Following are remarks by Dr. Frank E. Sysyn, Peter Jacyk Program for the Study of Ukraine, on the publication of the book "The Roots of Ukrainian Nationalism: Galicia as Ukraine's Piedmont" delivered at the University of Toronto Press book launch of Prof. Robert Magocsi's books.


For the past quarter century, Bob Magocsi has contributed greatly to the study of the group known in the 19th-century as the Ruthenians of Austrian Galicia and the Kingdom of Hungary, the speakers of various western Ukrainian dialects. With this statement, I have brought to the fore some of my conceptual and terminological differences with Bob that go back over 30 years to when he was a graduate student and I an undergraduate at Princeton.

As I turned to "The Roots of Ukrainian Nationalism: Galicia as Ukraine's Piedmont," I found some of these resurfaced. I would have preferred Ukrainian identity or national consciousness to the nationalism in the title, but then nationalism, like nation, has so many meanings and uses in English. I find the statement on the back of the dust jacket that a century ago Ukrainians in most Ukrainian lands "considered themselves a branch of the Russians and their speech merely corrupted dialects of Russian or in some cases Polish" far too categorical. But then such differences are the lifeblood of academic discussion and they have never stopped me from profiting from Bob's writings.

As I read "The Roots of Ukrainian Nationalism," containing so many of the articles I have valued in earlier publications, I was reminded of the many strengths of Bob's contributions to the field. He has been an assiduous bibliographer and researcher, as his article on resources to Ukrainian studies in Vienna, listing so many journals he has microfilmed for the U. of T., reminds us. In an age where many academics cloak their findings in abstruse verbiage, he writes with clarity and persuasiveness. Without resorting to cliches about counterfactual and alternative history, he has long studied neglected phenomena, above all the Russophile movement and what he sees as an old Ruthenian orientation, so well represented in the articles assembled. Long before Anderson's imagined communities, Bob Magocsi carefully examined the world of Galician Ukrainians' ideas and self-conceptions and how they were transmitted to mass movements. In this volume he shows such processes in his discussions of the language question and by examination of the Kachkovskyi society.
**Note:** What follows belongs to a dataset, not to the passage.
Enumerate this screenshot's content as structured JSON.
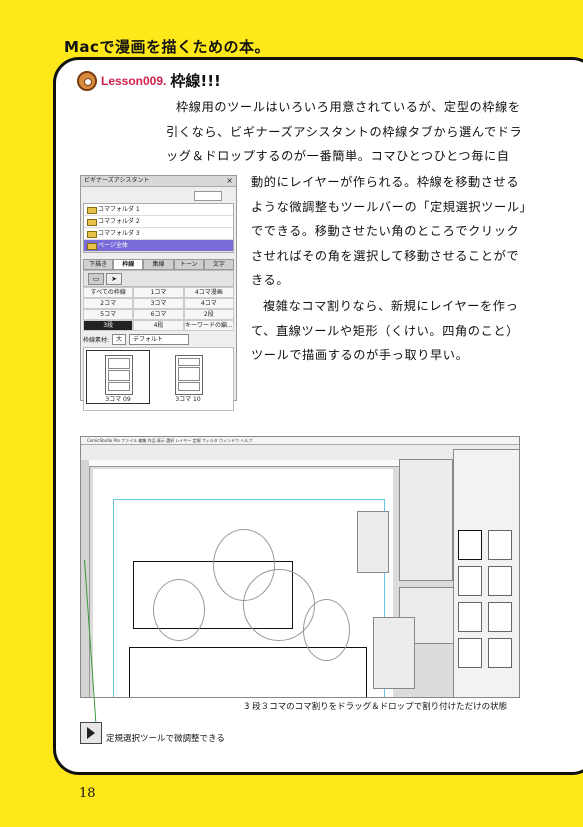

Indeed, through the essays gathered here and his bibliographic work, Bob Magocsi has contributed greatly to the transformation of studies on Austrian Galicia and its Ukrainians from an exotic field with little literature in English to the hot topic it has become at international scholarly conferences. Now, of course, we have the benefit of new research in western Ukraine and the opening of the libraries and archives that have allowed a new generation of historians to pursue many of the topics Bob develops in this volume, some of which has appeared in Ukrainian.

At the same time, the importance of the Galician oblasts in achieving Ukrainian independence and in the political life of contemporary Ukraine has interested many political scientists and a wider circle of readers in the region. All will be pleased to see Bob's essays collected and joined by newly written general discussions of Galicia, presenting its multicultural world and its development down to the present. I congratulate the author and University of Toronto Press on this important accomplishment.